[Mirrored from: http://www.textscience.com/w6paper.html. Please see the canonical URL.]
The following paper was presented at the SGML '94 Poster Session. There is an accompaning poster which describes various strategies for mapping Word 6 styles to SGML.
Many organizations are considering using Word 6 for SGML authoring now that Microsoft's SGML Author is on the immediate horizon. We'd like to offer some reflections on our decision to use Word 6 and our experience with conversion to SGML with respect to our overall philosophy of incremental, evolutionary project engineering.
If Word 6 could be used to produce SGML it would be a very attractive choice for our project for at least one negative and one positive reason. The negative reason is that SGML-savvy writers and editors are rare. It is difficult to ask in-house editors, reluctant even to move from Word Perfect to Word, to learn the very different skill of using an SGML editor. It is impossible to require SGML submissions from authors who, if nothing else, can not be expected to have the necessary software. We can, however, ask our staff and authors to use styles which can be turned into basic SGML. As they become adept at this they are also mastering some of the thinking which goes into using SGML. The positive motivation is that we believe that Word is a great document authoring tool, reflecting the effort poured into its development.

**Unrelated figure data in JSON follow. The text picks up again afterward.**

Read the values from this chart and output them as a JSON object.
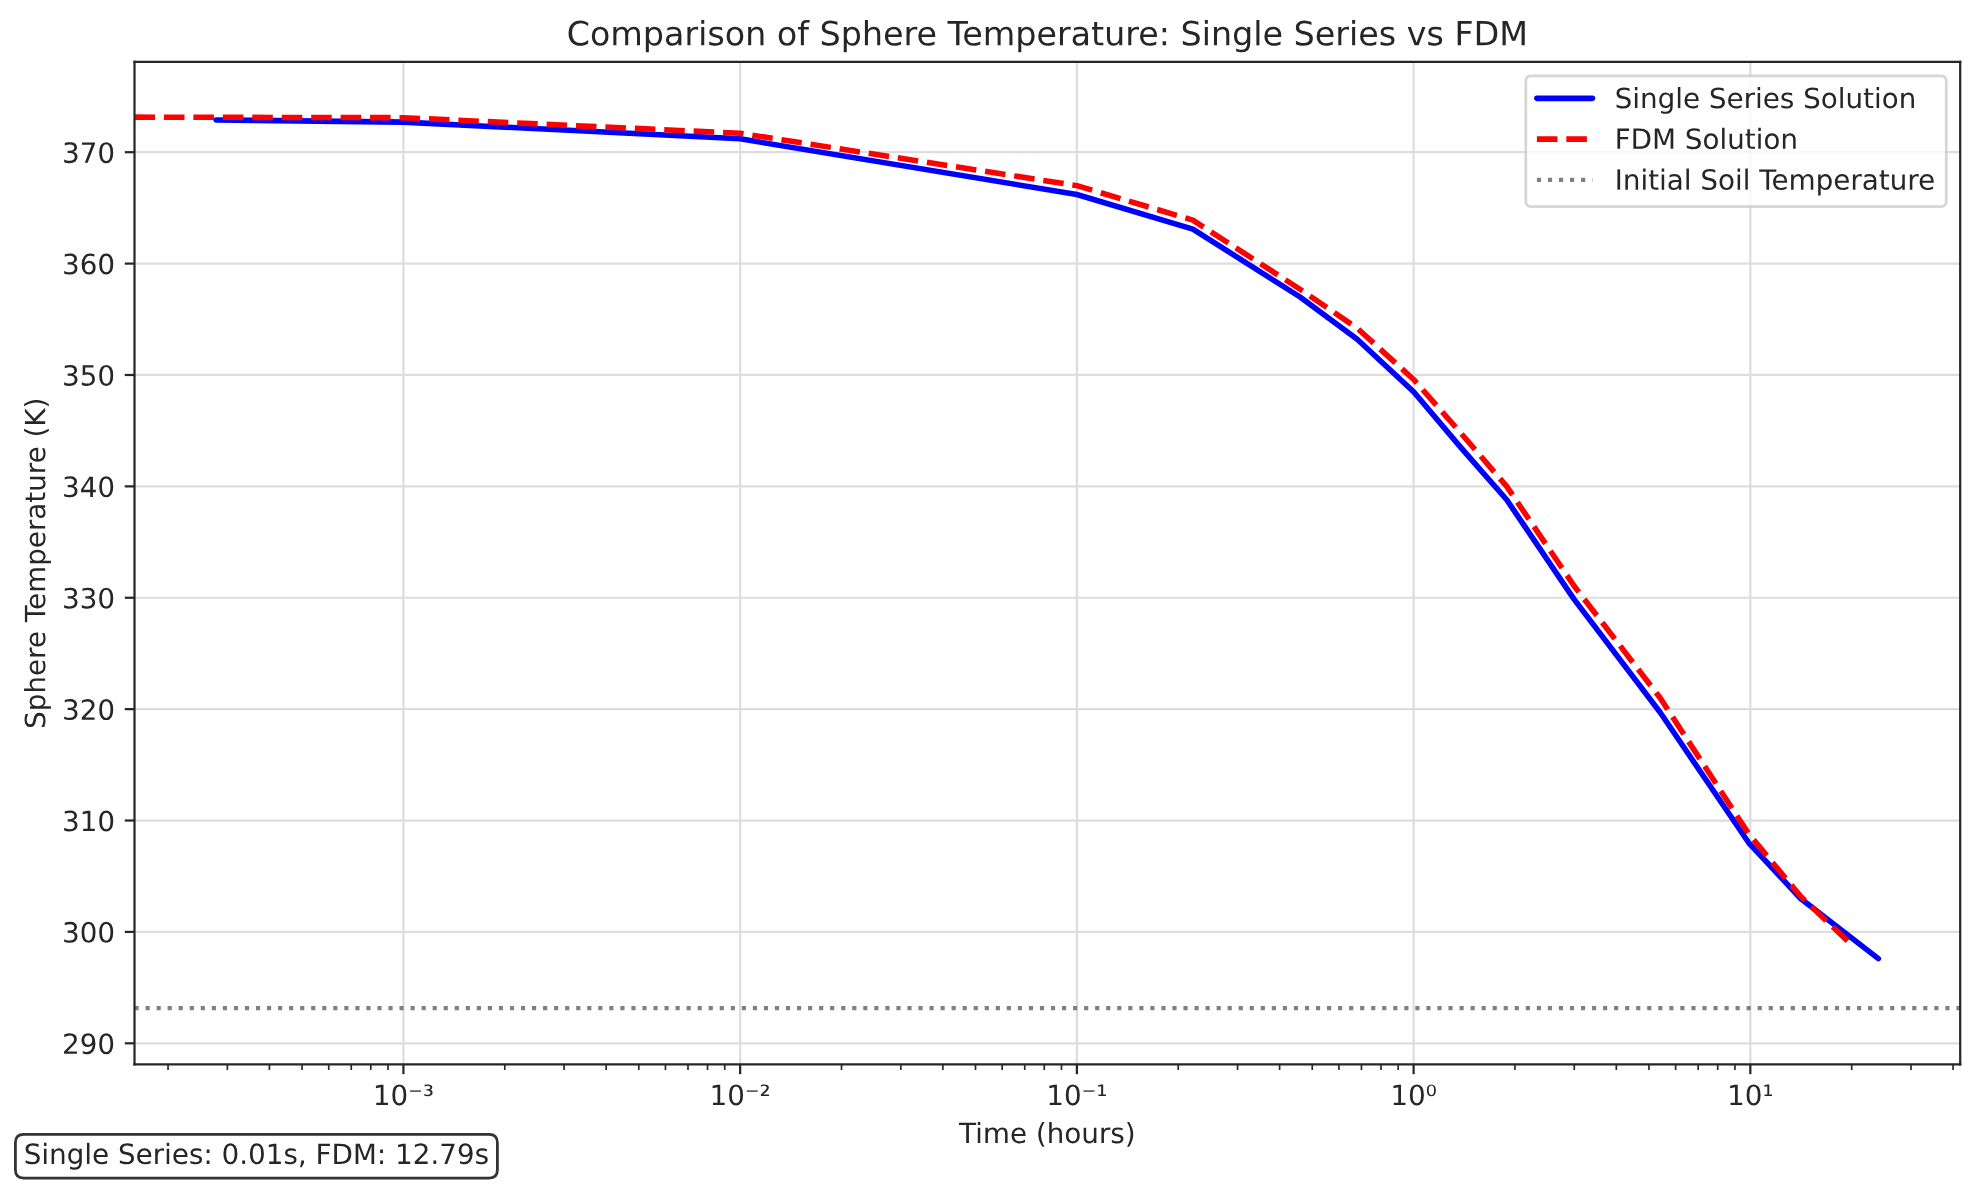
{
  "chart_data": {
    "type": "line",
    "title": "Comparison of Sphere Temperature: Single Series vs FDM",
    "xlabel": "Time (hours)",
    "ylabel": "Sphere Temperature (K)",
    "log": "x",
    "xlim": [
      0.000159,
      42
    ],
    "ylim": [
      288.1,
      378.1
    ],
    "xticks": [
      {
        "value": 0.001,
        "label": "10⁻³"
      },
      {
        "value": 0.01,
        "label": "10⁻²"
      },
      {
        "value": 0.1,
        "label": "10⁻¹"
      },
      {
        "value": 1,
        "label": "10⁰"
      },
      {
        "value": 10,
        "label": "10¹"
      }
    ],
    "yticks": [
      290,
      300,
      310,
      320,
      330,
      340,
      350,
      360,
      370
    ],
    "grid": true,
    "legend": "top right",
    "marker": "none",
    "series": [
      {
        "name": "Single Series Solution",
        "color": "#0000ff",
        "line_style": "solid",
        "x": [
          0.000278,
          0.001,
          0.01,
          0.1,
          0.221,
          0.46,
          0.68,
          1,
          1.38,
          1.89,
          2.99,
          5.4,
          9.89,
          14.1,
          24
        ],
        "values": [
          372.9,
          372.7,
          371.2,
          366.2,
          363.1,
          357.0,
          353.2,
          348.5,
          343.5,
          338.8,
          329.9,
          319.7,
          308.0,
          303.0,
          297.6
        ]
      },
      {
        "name": "FDM Solution",
        "color": "#ff0000",
        "line_style": "dashed",
        "x": [
          0.000159,
          0.001,
          0.01,
          0.1,
          0.221,
          0.46,
          0.68,
          1,
          1.38,
          1.89,
          2.99,
          5.4,
          9.89,
          14.1,
          20.2
        ],
        "values": [
          373.15,
          373.1,
          371.7,
          367.0,
          363.9,
          357.7,
          354.2,
          349.6,
          344.8,
          340.0,
          331.1,
          321.0,
          308.8,
          303.2,
          298.7
        ]
      }
    ],
    "ref_lines": [
      {
        "axis": "y",
        "value": 293.15,
        "label": "Initial Soil Temperature",
        "color": "#808080",
        "line_style": "dotted"
      }
    ],
    "annotations": [
      "Single Series: 0.01s, FDM: 12.79s"
    ]
  }
}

We found that Word 6 can be used for authoring SGML through the use of styles. We have described some useful techniques in our poster and we have pointed out some of the limitations and pitfalls. Bottom line: You can, in principle, do most of things you might need to do if you can be flexible in the design of both your stylesheets and DTD to ensure that they work together. Stylesheets can be simplified (lessening the burden on authors) if the conversion scheme includes regular expression recognition, variables, and control statements. We wrote an RTF (Rich Text Format, i.e., Word ASCII) conversion engine using the freeware program Perl, which also executes conversion scripts written in Perl. We have not had the opportunity to try SGML Author yet, but we believe that it will both be useful and not capable of entirely supplanting our use of Perl. The main advantage of SGML Author is its ability to create the SGML file and parse it within Word with a feedback loop for correcting errors. Correcting errors may not always be easy since some errors may make sense according to the DTD but not make sense to the author using styles. But SGML Author is a GUI and is not designed to have the expressive power of a language like Perl, as Microsoft has emphatically stated. We therefore envision using SGML Author in a two stage conversion. The first involves using SGML Author to create SGML conforming to a DTD expressly designed to simply the work of the author with the application of styles and the correcting of errors in conversion. The second stage would be a DTD-to-DTD conversion where the second DTD is derived from the first, but with a fuller breakdown of elements, clearer demarcation of structure, and rearrangement of structure where required. Any of the language-based SGML conversion tools would be very well-suited for this task.
The above scenario assumes that the target DTDs will still be based on a document architecture, that is, the implicit structure of the Word document being converted. A document architecture is less useful than an information repository architecture, based on the division of knowledge of the domain represented, as the source of multiple, non-paper based applications. Nonetheless, today, we are working with document architectures. The spirit of our legacy data haunts the first stage of our project and we are, in consequence, still using models originating out of paper-based production. There are good reasons for going only this far at first, rather than aiming for the ultimate repository architecture in one fell swoop. SGML itself, the standard, tools, and applications, are changing as we speak. Our work in the field of law is deeply interrelated to the flow of information from the courts and legislatures, as well as other legal information providers. We hypothesize that wider acceptance of SGML in our field, the law, and the resulting increased interoperability of electronic legal information resources will have a broad and unifying effect on law databases. Finally, our self-knowledge has grown in the course of targeting and reaching the first stage which better enables us to architect the next stage.
When we move away from a document architecture to a information repository architecture will we have to leave Word by the wayside? After all, Word is designed to create visually appealing documents, not write fields into text databases. There are three arguments militating against the obvious. First, because Word is one of the most widely used text editors, with a plethora of features designed to make editing easy, it is an appropriate choice for writing SGML tagged documents. This is the position taken by Nice Technologies with their SGML Tag Wizard product. The second argument is that as long as human beings write text, visually appealing documents will be the most appropriate vehicle for the expression of ideas and the information repository architecture will forever remain a holy grail. The third argument is that improvements to the structured information capture abilities of WYSIWYG editors will make them viable tools for authoring into information architectures. It is to this third point that we'd like to throw out a few ideas on some things that Microsoft could do with Word and also some things we could do with SGML to make it more WYSIWYG-friendly.
We are very heartened by the appearance of SGML Author and we hope that it will spur creative thinking and debate on the topic of WYSIWYG editing and SGML. We would love to see our investment in Word today pay off when we move our project to the next stage and the next level DTDs. If this hope proves vain we will retool, doing so when we are in a good position to ensure a solid return on our investment in new technology.